Rechtspraak
Rechtbank Rotterdam (Locatie Rotterdam), 22 februari 2017
ECLI:NL:RBROT:2017:1674
werknemer/Marsch Eurofinance B.V.
De feiten
Werknemer is van 1 oktober 2002 tot en met 31 december 2010 in dienst geweest bij Marsh. Hij was van december 2002 tot 1 oktober 2010 statutair directeur. Partijen hebben op 31 juli 2010 een vaststellingsovereenkomst gesloten ter beëindiging van het dienstverband. Aangaande optierechten bevat deze overeenkomst de volgende bepaling: ‘Any (unvested or vesting) type of Awards (…) which Werknemer may have received in connection with his employment for Marsh will be treated as provided in the applicable documentation such as terms and conditions, country specific notices and plan documents.’ De overeenkomst bevat finale kwijting. Op 31 december 2010 beschikte werknemer over, zover hier van belang 25.380 opties in de 2005-serie, alle ‘vested’, en 3376 opties in de 2007-serie, waarvan 844 nog ‘unvested’. Marsh heeft werknemer niet in de gelegenheid gesteld de opties van de 2005-serie na 31 december 2010 uit te oefenen. Marsh heeft werknemer wel in de gelegenheid gesteld de 2007-serie na 31 december 2010 uit te oefenen. Werknemer stelt dat Marsh hem ten onrechte niet heeft toegestaan – met (overeenkomstige) toepassing van de Retirement Treatment uit het reglement voor serie 2007 – de opties uit serie 2005 uit te oefenen, hoewel Marsh (primair) daartoe was gehouden op grond van de voorwaarden van serie 2005 en (subsidiair) op grond van de eisen van goed werkgeverschap dan wel de redelijkheid en billijkheid. Marsh bestrijdt dit. De voorwaarden van de serie 2005 wijken af van de voorwaarden van de serie 2007. Een bepaling aangaande Early Retirement Treatment ontbreekt voor de 2005-serie.
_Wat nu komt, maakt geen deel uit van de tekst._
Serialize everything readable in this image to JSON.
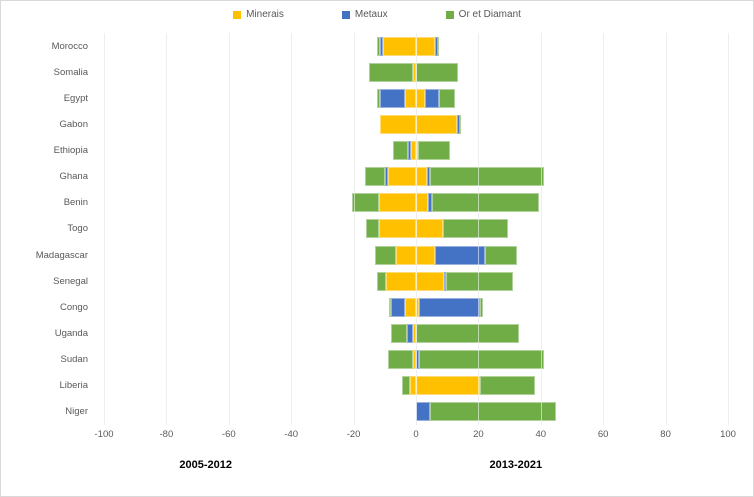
{
  "chart_data": {
    "type": "bar",
    "orientation": "horizontal",
    "stacked": true,
    "grid": true,
    "legend_position": "top",
    "xlim": [
      -100,
      100
    ],
    "x_ticks": [
      -100,
      -80,
      -60,
      -40,
      -20,
      0,
      20,
      40,
      60,
      80,
      100
    ],
    "categories": [
      "Morocco",
      "Somalia",
      "Egypt",
      "Gabon",
      "Ethiopia",
      "Ghana",
      "Benin",
      "Togo",
      "Madagascar",
      "Senegal",
      "Congo",
      "Uganda",
      "Sudan",
      "Liberia",
      "Niger"
    ],
    "series": [
      {
        "name": "Minerais",
        "color": "#FFC000",
        "neg": [
          -10.5,
          -1,
          -3.5,
          -11.5,
          -1.5,
          -9,
          -12,
          -12,
          -6.5,
          -9.5,
          -3.5,
          -1,
          -1,
          -2,
          0
        ],
        "pos": [
          6,
          0,
          3,
          13,
          0.5,
          3.5,
          4,
          8.5,
          6,
          9,
          1,
          0,
          0,
          20.5,
          0
        ]
      },
      {
        "name": "Metaux",
        "color": "#4472C4",
        "neg": [
          -1,
          0,
          -8,
          0,
          -1,
          -1,
          0,
          0,
          0,
          0,
          -4.5,
          -2,
          0,
          0,
          0
        ],
        "pos": [
          1,
          0,
          4.5,
          1,
          0,
          1,
          1,
          0,
          16,
          0.5,
          19.5,
          0,
          1,
          0,
          4.5
        ]
      },
      {
        "name": "Or et Diamant",
        "color": "#70AD47",
        "neg": [
          -1,
          -14,
          -1,
          0,
          -5,
          -6.5,
          -8.5,
          -4,
          -6.5,
          -3,
          -0.5,
          -5,
          -8,
          -2.5,
          0
        ],
        "pos": [
          0.5,
          13.5,
          5,
          0.5,
          10.5,
          36.5,
          34.5,
          21,
          10.5,
          21.5,
          1,
          33,
          40,
          17.5,
          40.5
        ]
      }
    ],
    "period_labels": {
      "left": "2005-2012",
      "right": "2013-2021"
    },
    "colors": {
      "gridline": "#d9d9d9",
      "axis_text": "#595959"
    }
  }
}
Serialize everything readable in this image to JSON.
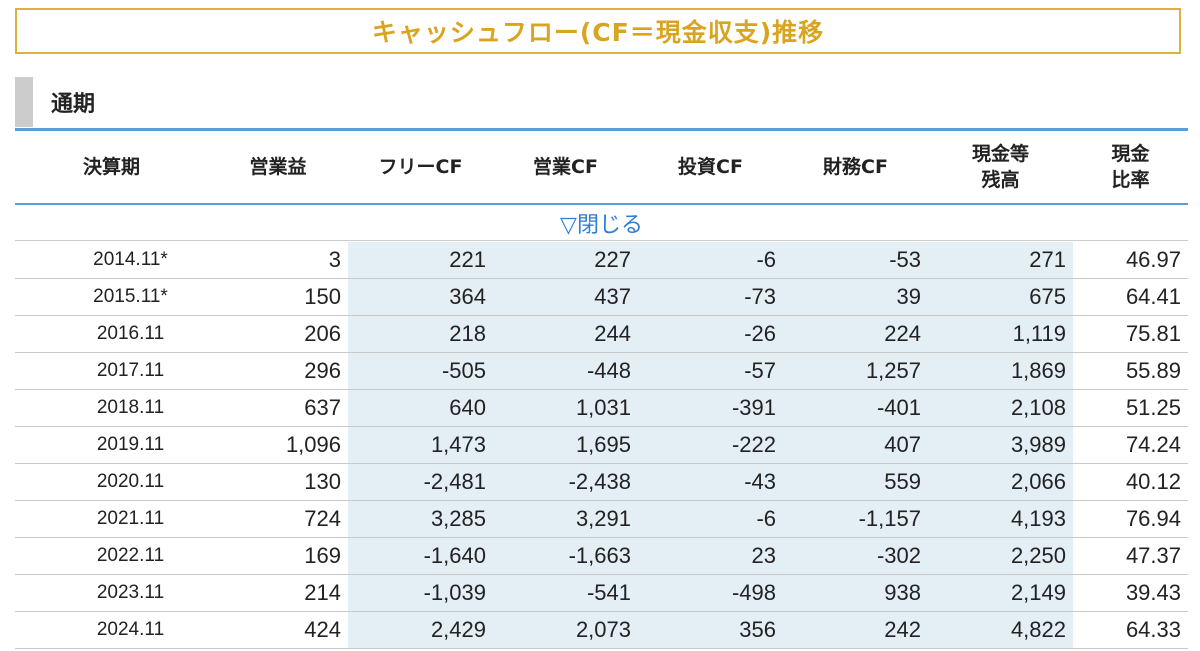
{
  "title": "キャッシュフロー(CF＝現金収支)推移",
  "section": "通期",
  "columns": [
    "決算期",
    "営業益",
    "フリーCF",
    "営業CF",
    "投資CF",
    "財務CF",
    "現金等\n残高",
    "現金\n比率"
  ],
  "toggle_label": "▽閉じる",
  "rows": [
    [
      "2014.11*",
      "3",
      "221",
      "227",
      "-6",
      "-53",
      "271",
      "46.97"
    ],
    [
      "2015.11*",
      "150",
      "364",
      "437",
      "-73",
      "39",
      "675",
      "64.41"
    ],
    [
      "2016.11",
      "206",
      "218",
      "244",
      "-26",
      "224",
      "1,119",
      "75.81"
    ],
    [
      "2017.11",
      "296",
      "-505",
      "-448",
      "-57",
      "1,257",
      "1,869",
      "55.89"
    ],
    [
      "2018.11",
      "637",
      "640",
      "1,031",
      "-391",
      "-401",
      "2,108",
      "51.25"
    ],
    [
      "2019.11",
      "1,096",
      "1,473",
      "1,695",
      "-222",
      "407",
      "3,989",
      "74.24"
    ],
    [
      "2020.11",
      "130",
      "-2,481",
      "-2,438",
      "-43",
      "559",
      "2,066",
      "40.12"
    ],
    [
      "2021.11",
      "724",
      "3,285",
      "3,291",
      "-6",
      "-1,157",
      "4,193",
      "76.94"
    ],
    [
      "2022.11",
      "169",
      "-1,640",
      "-1,663",
      "23",
      "-302",
      "2,250",
      "47.37"
    ],
    [
      "2023.11",
      "214",
      "-1,039",
      "-541",
      "-498",
      "938",
      "2,149",
      "39.43"
    ],
    [
      "2024.11",
      "424",
      "2,429",
      "2,073",
      "356",
      "242",
      "4,822",
      "64.33"
    ]
  ]
}
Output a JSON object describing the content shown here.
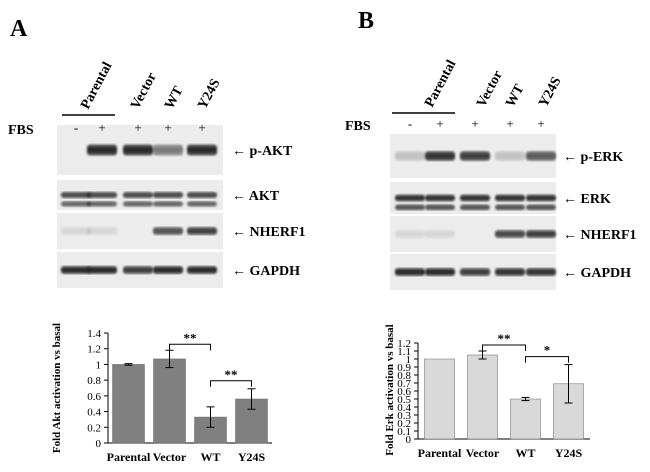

Slechts in geval van daadwerkelijk Retirement (pensioen) of Early Retirement (vroegpensioen) wordt in een geval als hier aan de orde verval van de optierechten na het einde van het dienstverband voorkomen. Partijen hebben onderhandeld over de voorwaarden voor beëindiging van het dienstverband en in de vaststellingsovereenkomst is niet afgesproken dat aan werknemer meer of andere aanspraken werden toegekend dan zijn aanspraken op grond van de toepasselijke optieregelementen. Werknemer werd in deze onderhandelingen bijgestaan door een ervaren advocaat.
De beoordeling
De rechtbank overweegt als volgt. Bij de uitleg van de optiereglementen geldt een objectieve maatstaf, nu deze reglementen naar hun aard aanspraken aan niet bij de totstandkoming van die reglementen betrokken derden toekennen. Met toepassing van deze maatstaf legt de rechtbank artikel I.B Vesting and Exercisability of Option in verband met artikel V Termination of Employment van het reglement van serie 2005 aldus uit dat optierechten bij einde dienstverband vervallen, tenzij zich een van de in die artikelen gevallen voordoet, voor zover hier van belang de gevallen Retirement (art. V onderdeel C) of Early Retirement (art. V onderdeel D), een en ander zoals gedefinieerd in het op werknemer toepasselijke pensioenreglement. Ter zitting is besproken dat werknemer op de ontslagdatum 55 jaar oud was, dat zijn pensioenreglement niet voorzag in vroegpensioen op de leeftijd van 55 jaar en dat hij op zijn reguliere pensioendatum 1 maart 2017 met pensioen zou gaan (op de leeftijd van 62 jaar). Hiermee staat vast dat in geval van werknemer geen sprake is van ontslag in verband met Normal Retirement en evenmin van ontslag in verband met Early Retirement. Op grond van artikel V onderdeel F vervallen dan de optierechten uit de serie 2005 bij het einde van het dienstverband. De subsidiaire stelling van werknemer dat Marsh hem beter had moeten voorlichten en hem in elk geval niet door het doen van geruststellende mededelingen op het verkeerde been had mogen zetten, stuit erop af dat de vaststellingsovereenkomst een finale kwijting bevat. Om deze finale kwijting opzij te zetten is nodig dat komt vast te staan dat handhaven van deze kwijting naar maatstaven van redelijkheid en billijkheid onaanvaardbaar is. De stellingen van werknemer – als deze al komen vast te staan – rechtvaardigen een dergelijk vergaand rechterlijk ingrijpen niet. Werknemer werd bij de onderhandelingen bijgestaan door een ervaren advocaat. Als op dat punt onduidelijkheid bestond, had het op de weg van werknemer en zijn advocaat gelegen een voorbehoud bij de finale kwijting te maken. De rechtbank wijst de vorderingen af.